Encore une fois, une attaque meurtrière contre la communauté musulmane

Communiqué de presse

Montréal, le 18 mars 2019

Aujourd’hui, Palestiniens et juifs unis ajoute sa voix à tous ceux et celles qui expriment leur solidarité avec la communauté musulmane face à la tuerie en Novelle Zélande de 49 musulmans aux prières et de nombreux d’autres blessées, un acte de haine déraisonnable fomenté par le racisme des mouvements de l’extrême droite.

L’assassin militant d’extrême-droite australien, qui a commis les massacres en Nouvelle-Zélande, avait comme « idole », Donald Trump, qu’il a qualifié de «symbole de l’identité blanche ». Au moins 49 personnes assassinées et des dizaines d’autres blessées, à l’intérieur de deux mosquées, s’avère le résultat de la politique et des discours raciste qui ciblent en particulier les musulmans.
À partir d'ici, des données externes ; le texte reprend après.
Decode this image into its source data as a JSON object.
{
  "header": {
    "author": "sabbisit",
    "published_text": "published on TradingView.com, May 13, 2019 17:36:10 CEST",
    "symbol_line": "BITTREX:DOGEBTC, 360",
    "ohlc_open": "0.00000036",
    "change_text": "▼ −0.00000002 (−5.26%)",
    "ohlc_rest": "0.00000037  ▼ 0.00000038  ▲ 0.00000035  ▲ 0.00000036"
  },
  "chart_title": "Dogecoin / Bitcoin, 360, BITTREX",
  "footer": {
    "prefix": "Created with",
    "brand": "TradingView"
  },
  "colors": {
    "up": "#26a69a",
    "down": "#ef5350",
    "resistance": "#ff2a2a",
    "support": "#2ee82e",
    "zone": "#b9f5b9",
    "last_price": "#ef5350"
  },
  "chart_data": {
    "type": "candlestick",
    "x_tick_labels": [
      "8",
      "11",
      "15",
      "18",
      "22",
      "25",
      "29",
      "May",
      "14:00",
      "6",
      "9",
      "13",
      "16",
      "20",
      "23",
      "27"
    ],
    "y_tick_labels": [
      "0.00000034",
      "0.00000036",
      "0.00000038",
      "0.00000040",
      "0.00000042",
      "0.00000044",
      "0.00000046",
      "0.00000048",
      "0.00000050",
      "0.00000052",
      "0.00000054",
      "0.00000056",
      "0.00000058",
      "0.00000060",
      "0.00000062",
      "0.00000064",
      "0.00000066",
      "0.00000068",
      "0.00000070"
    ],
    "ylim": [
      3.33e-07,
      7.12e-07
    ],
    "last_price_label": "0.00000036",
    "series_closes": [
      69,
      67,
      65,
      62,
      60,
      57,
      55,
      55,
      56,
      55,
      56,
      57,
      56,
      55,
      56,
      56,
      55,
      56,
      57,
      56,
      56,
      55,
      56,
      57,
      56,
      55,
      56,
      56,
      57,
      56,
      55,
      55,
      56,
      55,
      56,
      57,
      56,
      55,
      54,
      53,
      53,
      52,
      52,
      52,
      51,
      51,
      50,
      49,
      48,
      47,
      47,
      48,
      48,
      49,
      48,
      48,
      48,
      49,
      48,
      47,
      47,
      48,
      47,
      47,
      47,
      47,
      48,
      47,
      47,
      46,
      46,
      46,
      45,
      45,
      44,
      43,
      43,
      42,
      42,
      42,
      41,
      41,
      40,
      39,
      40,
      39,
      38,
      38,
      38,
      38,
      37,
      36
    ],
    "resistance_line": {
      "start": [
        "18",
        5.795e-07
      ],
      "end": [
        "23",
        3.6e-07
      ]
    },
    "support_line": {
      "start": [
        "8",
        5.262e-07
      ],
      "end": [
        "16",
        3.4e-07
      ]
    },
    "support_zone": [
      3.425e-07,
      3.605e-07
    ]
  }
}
Donald Trump, champion de la suprématie blanche dans le monde entier, est le politicien raciste qui a accédé au pouvoir sur la vague de ces « hommes blancs en colère » qui forment l’ossature des organisations suprématistes blanches et néonazies qui jaillissent partout en Occident. Trump, cependant, ne les a pas créés; ils étaient déjà là. Le taux de chômage et la pauvreté élevés résultant de l’économie néolibérale et des mesures d’austérité qui en résultent, et qui accompagnent invariablement le néolibéralisme, ont donné à l’extrême droite son forum raciste, lequel claironne la haine de musulmans, de juifs, d’immigrants, de l’Autre généralisé.

Le tueur de ces innocents dans les deux mosquées en Nouvelle Zélande s’inspirait des extrémistes blancs de Charlottesville, ceux que Trump avait tweeté comme étant d’«honnêtes gens». Le tueur s’inspirait aussi de la tuerie de la Grande Mosquée à Québec laquelle servait comme modèle pour son propre acte haineux contre des innocents aux prières. Trump n’est pas le seul homme politique à utiliser le racisme comme outil politique. Il y a ceux qui sont plus subtils et qui utilisent la politique identitaire pour solidifier leur base électorale anti-immigrants  et antimusulman. Dans certains cas, les «chartes»  ou les «tests» de « valeurs»  servent le même objectif.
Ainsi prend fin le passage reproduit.